Je crois que l’Ascension, unique parmi toutes les fêtes chrétiennes, célèbre l’attente. Elle célèbre, dans les deux sens du terme; elle fait mémoire d’un événement passé qui donne du sens à ce que nous pouvons vivre aujourd’hui, et elle se réjouit. Nous pouvons nous réjouir de ce temps d’attente, symbolisé par ces dix jours qui séparent l’Ascension et Pentecôte, le départ de Jésus et l’arrivée du Saint-Esprit.
Ce temps d’attente nous renvoie à tous ces moments où, dans notre vie spirituelle, nous avons l’impression qu’il ne se passe plus rien. Ça peut être quelques jours, ça peut être quelques mois, ça peut même être des années. Dans ces moments-là, nous avons l’impression d’être un peu secs, de ne plus rien découvrir de nouveau, de ne plus rien éprouver. De tourner en rond, de nous heurter sempiternellement aux mêmes difficultés, de buter sur les mêmes questions, d’être comme engourdis dans notre foi.
Eh bien, ces moments d’attente, de vide, que nous supportons bon gré mal gré, dont nous espérons généralement qu’ils seront les plus brefs et les moins nombreux possible, nous pouvons nous en réjouir. Qui l’eût cru? Oui, nous en réjouir. Parce qu’ils sont aussi indispensables à notre vie spirituelle que les moments d’exaltation ou d’exultation. Ils nous permettent de nous apaiser sur le plan émotionnel.
Ils nous permettent de faire le point calmement. Et tous les navigateurs savent combien c’est important de faire le point de temps en temps si on veut garder la route. Ces moments d’attente nous permettent de repenser à ce que nous avons vécu dans notre foi, à ce que nous avons appris; de remâcher, de ruminer toutes ces choses pour tirer parti du moindre élément, afin d’être nourris en profondeur et en durée.

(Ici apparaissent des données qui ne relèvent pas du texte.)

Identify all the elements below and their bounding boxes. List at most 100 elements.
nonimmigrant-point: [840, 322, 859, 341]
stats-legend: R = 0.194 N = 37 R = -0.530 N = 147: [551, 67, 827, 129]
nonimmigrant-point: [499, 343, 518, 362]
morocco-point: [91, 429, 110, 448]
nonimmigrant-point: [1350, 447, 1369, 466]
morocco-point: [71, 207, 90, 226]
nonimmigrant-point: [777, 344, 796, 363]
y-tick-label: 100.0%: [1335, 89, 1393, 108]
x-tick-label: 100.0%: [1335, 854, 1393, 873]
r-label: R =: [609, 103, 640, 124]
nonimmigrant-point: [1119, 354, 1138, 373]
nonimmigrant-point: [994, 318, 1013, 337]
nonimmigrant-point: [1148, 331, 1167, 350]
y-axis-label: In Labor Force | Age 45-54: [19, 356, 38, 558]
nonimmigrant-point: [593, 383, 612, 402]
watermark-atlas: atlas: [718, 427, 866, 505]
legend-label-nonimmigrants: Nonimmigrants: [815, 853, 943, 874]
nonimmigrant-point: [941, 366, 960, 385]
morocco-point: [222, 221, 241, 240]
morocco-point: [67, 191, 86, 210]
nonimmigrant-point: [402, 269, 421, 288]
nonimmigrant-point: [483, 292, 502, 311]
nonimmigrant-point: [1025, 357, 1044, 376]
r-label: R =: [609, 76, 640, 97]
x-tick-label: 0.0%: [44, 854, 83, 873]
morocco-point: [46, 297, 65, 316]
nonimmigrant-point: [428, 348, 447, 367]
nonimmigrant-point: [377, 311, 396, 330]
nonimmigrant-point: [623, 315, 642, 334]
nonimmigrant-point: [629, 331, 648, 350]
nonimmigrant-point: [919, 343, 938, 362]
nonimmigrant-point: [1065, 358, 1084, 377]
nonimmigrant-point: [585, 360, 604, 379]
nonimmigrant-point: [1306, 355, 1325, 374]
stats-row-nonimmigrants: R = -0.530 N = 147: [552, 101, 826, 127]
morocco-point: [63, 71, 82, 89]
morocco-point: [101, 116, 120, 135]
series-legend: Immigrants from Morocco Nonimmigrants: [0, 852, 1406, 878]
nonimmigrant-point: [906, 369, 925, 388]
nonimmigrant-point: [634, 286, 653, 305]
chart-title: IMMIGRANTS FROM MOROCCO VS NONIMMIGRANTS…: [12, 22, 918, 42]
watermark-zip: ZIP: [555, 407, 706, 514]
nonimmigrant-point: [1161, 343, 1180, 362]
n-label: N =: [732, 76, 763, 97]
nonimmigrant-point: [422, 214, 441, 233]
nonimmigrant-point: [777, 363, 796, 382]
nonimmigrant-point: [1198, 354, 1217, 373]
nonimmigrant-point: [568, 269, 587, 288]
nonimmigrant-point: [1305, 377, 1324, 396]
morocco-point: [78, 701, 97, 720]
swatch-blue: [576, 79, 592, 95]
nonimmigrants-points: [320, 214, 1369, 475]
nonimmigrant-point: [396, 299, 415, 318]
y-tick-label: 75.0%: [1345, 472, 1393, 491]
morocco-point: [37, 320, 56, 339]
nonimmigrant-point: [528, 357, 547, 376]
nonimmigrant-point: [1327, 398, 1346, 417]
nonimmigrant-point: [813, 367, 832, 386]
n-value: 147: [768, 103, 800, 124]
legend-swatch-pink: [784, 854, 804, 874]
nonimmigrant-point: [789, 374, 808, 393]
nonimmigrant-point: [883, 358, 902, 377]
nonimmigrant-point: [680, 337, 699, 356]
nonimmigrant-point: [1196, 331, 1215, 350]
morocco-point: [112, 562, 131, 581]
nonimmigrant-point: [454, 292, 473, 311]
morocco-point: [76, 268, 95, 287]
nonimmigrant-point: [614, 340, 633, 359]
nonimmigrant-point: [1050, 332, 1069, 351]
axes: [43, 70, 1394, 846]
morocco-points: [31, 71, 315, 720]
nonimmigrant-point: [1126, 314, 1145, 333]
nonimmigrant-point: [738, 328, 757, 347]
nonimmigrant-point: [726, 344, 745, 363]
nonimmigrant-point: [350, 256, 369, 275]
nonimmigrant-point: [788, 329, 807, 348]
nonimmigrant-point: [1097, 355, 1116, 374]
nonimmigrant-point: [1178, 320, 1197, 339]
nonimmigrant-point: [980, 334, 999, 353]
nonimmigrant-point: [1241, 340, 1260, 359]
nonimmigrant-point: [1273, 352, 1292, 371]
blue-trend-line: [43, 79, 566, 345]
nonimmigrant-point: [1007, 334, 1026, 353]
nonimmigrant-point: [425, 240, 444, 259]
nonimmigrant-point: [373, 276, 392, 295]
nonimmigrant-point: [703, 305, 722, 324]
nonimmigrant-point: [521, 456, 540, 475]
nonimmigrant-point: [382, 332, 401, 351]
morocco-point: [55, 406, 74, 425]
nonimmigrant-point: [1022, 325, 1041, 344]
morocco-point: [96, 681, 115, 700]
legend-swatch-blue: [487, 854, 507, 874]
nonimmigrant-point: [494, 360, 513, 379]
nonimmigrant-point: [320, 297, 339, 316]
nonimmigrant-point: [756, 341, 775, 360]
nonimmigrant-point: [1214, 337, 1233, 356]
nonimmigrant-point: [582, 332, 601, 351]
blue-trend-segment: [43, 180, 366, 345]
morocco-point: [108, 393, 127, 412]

Se rappeler, c’est s’enraciner. Quand nous sommes dans l’action, notre mémoire est en veilleuse. Elle ne peut être activée que dans ces temps d’attente, de vide apparent, de relâche.
Fêter l’Ascension, c’est important, parce que cette fête nous dit qu’ils sont bons pour nous, ces moments d’attente, où tout est, sans mauvais jeu de mots, comme suspendu. Oui, ces moments mornes, plats, parfois un peu douloureux, nous sont avantageux, même si nous ne les ressentons pas comme tels.
L’Ascension, fête de l’entre-deux, de la mémoire et de l’attente, nous rappelle qu’il est nécessaire que le terrain de notre cœur soit préparé pour l’accueil de l’Esprit, pour la fête de Pentecôte, la fête de la nouvelle création.